B Is superconductivity something usual or weird?

[Spathi]

TL;DR

Maybe an experiment with superconductors can be invented, which illustrates something weird, like Elitzur–Vaidman bomb test?

Wikipedia says that superconductivity is a phenomenon which can only be explained by quantum mechanics. Maybe there is a close relation between the connection of superconductor parts and quantum entanglement? If yes, a question arises: what is the speed of electric current flowing through the superconductor? Is it equal to the speed of light, or maybe tachyonic? Please forgive me for this question, of course I understand that the quantum entanglement does not allow to transfer information; but this stupid question gives birth to an idea – maybe an experiment with superconductors can be invented, which illustrates something weird, like Elitzur–Vaidman bomb test?

 

[vanhees71]

Quantum theory is not weird but the most successful theory we have to describe Nature.

 

[topsquark]

TL;DR Summary: Maybe an experiment with superconductors can be invented, which illustrates something weird, like Elitzur–Vaidman bomb test?

Wikipedia says that superconductivity is a phenomenon which can only be explained by quantum mechanics. Maybe there is a close relation between the connection of superconductor parts and quantum entanglement? If yes, a question arises: what is the speed of electric current flowing through the superconductor? Is it equal to the speed of light, or maybe tachyonic? Please forgive me for this question, of course I understand that the quantum entanglement does not allow to transfer information; but this stupid question gives birth to an idea – maybe an experiment with superconductors can be invented, which illustrates something weird, like Elitzur–Vaidman bomb test?

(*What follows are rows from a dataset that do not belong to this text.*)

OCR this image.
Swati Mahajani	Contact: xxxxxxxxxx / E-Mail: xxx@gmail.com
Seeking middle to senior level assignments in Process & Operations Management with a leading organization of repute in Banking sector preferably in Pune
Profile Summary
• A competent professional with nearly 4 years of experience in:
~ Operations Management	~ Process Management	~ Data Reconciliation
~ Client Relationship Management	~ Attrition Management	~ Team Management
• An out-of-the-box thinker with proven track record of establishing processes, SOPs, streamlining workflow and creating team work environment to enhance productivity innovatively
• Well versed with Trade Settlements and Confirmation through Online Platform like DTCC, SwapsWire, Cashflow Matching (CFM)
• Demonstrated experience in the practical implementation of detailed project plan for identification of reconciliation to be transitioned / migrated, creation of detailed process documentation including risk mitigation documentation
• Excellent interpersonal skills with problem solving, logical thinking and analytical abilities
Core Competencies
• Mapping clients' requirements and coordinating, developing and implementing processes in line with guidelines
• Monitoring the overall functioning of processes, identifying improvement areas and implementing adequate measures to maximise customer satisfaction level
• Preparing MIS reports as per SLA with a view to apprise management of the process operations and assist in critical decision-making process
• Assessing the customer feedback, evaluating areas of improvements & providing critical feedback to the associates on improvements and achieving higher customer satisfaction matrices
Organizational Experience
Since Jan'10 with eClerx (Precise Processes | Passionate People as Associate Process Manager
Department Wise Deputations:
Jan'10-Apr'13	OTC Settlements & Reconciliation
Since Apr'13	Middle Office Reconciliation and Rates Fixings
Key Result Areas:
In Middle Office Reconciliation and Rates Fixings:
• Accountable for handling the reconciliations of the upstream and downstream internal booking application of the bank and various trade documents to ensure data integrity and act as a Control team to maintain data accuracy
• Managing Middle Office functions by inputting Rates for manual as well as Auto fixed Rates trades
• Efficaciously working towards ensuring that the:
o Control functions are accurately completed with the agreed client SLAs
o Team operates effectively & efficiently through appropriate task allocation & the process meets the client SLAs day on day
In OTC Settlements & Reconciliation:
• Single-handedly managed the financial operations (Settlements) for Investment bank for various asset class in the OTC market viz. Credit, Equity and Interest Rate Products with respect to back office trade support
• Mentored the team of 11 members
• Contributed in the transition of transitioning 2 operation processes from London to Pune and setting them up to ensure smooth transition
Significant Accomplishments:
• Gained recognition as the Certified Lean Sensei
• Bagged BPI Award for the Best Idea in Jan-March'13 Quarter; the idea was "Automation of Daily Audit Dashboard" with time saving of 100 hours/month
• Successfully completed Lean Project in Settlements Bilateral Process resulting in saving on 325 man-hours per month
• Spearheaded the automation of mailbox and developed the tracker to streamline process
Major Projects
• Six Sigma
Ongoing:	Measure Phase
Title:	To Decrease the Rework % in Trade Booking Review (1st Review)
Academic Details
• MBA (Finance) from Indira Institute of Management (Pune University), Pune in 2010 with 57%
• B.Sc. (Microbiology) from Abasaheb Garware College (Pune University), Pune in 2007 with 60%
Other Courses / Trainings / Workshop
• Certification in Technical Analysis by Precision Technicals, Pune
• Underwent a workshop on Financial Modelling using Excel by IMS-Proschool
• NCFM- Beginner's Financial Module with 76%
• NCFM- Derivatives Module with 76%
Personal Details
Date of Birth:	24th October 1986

The current in a superconductor is by Cooper pairs rather than single electrons. But the main principle is the same: the Cooper pairs are bonded electrons and electrons are physical particles that cannot travel faster than the speed of light. According to Wikipedia, the drift velocity of electrons in a 2mm diameter copper wire is around 8 cm/h. Cooper pairs probably don't move much faster than that.

(Changes in electric potential travel at close to the speed of light in a material. The electrons really don't move around that much.)

-Dan

 

[Drakkith]

If yes, a question arises: what is the speed of electric current flowing through the superconductor?

That's a rather complicated question to answer, as 'speed' of the current isn't very well defined. Electrons in a conductor are always moving throughout the material in random directions at various speeds. The so-called 'drift velocity' is the average velocity of all these electrons, which, for zero current flow, averages out to zero.

Once an electric potential (voltage) is applied each electron gains a slight amount of velocity in the direction opposite of the electric field. They still move about randomly, it's just that the average velocity of the whole group is no longer zero. This average velocity is called the drift velocity and is typically very small, on the order of a few centimeters per hour. This is in stark contrast with the Fermi velocity of around 1500 km/s, which, in a simplified explanation, is around how fast each electron will be moving inside the conductor at room temperature.

Is it equal to the speed of light, or maybe tachyonic?

No, not even close. Even extremely high current flows in a conductor (or superconductor) only represent a small increase in average velocity for the charges. This is because of the huge number of charges available. When you have on the order of 10²² charges per meter of wire, even a small increase in average velocity leads to a large increase in current flow. A drift velocity of 23 micrometers/second still puts 10¹⁶ charges across a cross sectional plane of the wire. Or, in other words, this small drift velocity of around 8.2 cm/h is still 1 amp of current in a 2mm diameter wire. A ludicrous 1,000 amps in the same wire would still only be a drift velocity of 23 mm/s, which is a tiny fraction of the 1500 km/s (1,500,000,000 mm/s) that individual electrons were already moving before the application of a voltage.